The number of turtles arriving on the beach in 1981 was only a tenth of what it was only a decade ago. And although 50,000 turtles reached the beach in 1981, almost twice that number were killed before they could lay their eggs. And 1981 was the sparest year for arribazónes in recent memory, which probably means that fewer turtles reached the beach than ever before, throughout the whole of time.
Juan José de la Vega says the memory of 1973, when he saw 100,000 turtles lay their eggs on the beach in a single night, is a treasure no one can take from him. He likes to relive it now and again. He stood alone, surrounded by all that...biology, and the moon was full and bright. A gentle breeze was blowing in off the ocean, and the smell of the sea was strong. All around, on all sides, as far as the eye could see on this bright night, there were turtles: turtles coming in out of the ocean, turtles laying their eggs, turtles returning to the mystery of the sea. Juan José had a sensation of a time before man a sense of the fecundity of the sea and land. There was something deep and full expanding inside of him, something other people feel only inside a church.

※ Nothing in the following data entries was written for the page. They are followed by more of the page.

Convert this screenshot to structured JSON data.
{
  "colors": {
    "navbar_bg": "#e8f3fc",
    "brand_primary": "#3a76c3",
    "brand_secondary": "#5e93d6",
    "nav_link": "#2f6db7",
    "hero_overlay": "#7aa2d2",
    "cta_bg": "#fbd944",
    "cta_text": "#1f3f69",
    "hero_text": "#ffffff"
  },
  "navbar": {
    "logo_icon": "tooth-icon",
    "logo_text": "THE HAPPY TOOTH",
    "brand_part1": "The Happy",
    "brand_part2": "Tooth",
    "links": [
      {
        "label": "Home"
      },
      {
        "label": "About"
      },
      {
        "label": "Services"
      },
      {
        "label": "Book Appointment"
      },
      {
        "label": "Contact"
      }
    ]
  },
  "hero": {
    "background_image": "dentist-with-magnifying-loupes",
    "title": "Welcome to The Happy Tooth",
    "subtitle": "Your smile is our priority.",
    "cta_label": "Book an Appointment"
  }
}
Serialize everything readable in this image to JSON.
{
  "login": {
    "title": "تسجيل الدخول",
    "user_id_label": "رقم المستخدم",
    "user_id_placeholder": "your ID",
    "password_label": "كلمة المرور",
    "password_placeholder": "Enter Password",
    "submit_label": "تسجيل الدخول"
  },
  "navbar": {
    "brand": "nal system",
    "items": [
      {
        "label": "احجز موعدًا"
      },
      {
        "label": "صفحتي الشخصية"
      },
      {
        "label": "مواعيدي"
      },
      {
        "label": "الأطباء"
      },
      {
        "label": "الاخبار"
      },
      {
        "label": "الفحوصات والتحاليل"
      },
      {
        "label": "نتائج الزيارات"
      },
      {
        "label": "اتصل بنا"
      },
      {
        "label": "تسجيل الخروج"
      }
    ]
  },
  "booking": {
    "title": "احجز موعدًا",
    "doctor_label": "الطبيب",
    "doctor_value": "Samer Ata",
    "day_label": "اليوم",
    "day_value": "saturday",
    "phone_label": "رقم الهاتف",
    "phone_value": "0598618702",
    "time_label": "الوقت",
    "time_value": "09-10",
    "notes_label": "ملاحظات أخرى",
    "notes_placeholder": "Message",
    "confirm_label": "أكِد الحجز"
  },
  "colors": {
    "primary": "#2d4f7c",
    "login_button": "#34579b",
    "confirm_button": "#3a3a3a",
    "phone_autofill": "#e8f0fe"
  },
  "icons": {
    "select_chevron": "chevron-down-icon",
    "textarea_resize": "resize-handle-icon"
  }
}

There is an image that lives inside my memory as well. It is a vision of that slaughterhouse dump, those acres of death. The breeze I recall was heavy with the stench of rot, warm with the weight of decay.
Propemex is still dumping bodies there, and, according to Dr. Pritchard, still dumping eggs. These eggs are said to be too immature to be buried in the sand; either that or too fouled with the mother's intestines during the slaughtering process.
So these eggs are dumped where the bodies of the mothers are left to rot. But many of the eggs are not fouled; many are not immature. Many of them live, and hatchlings emerge to crawl over the rotting bodies of their slaughtered mothers. They crawl frantically, through the stench of death, toward a sea they will never reach.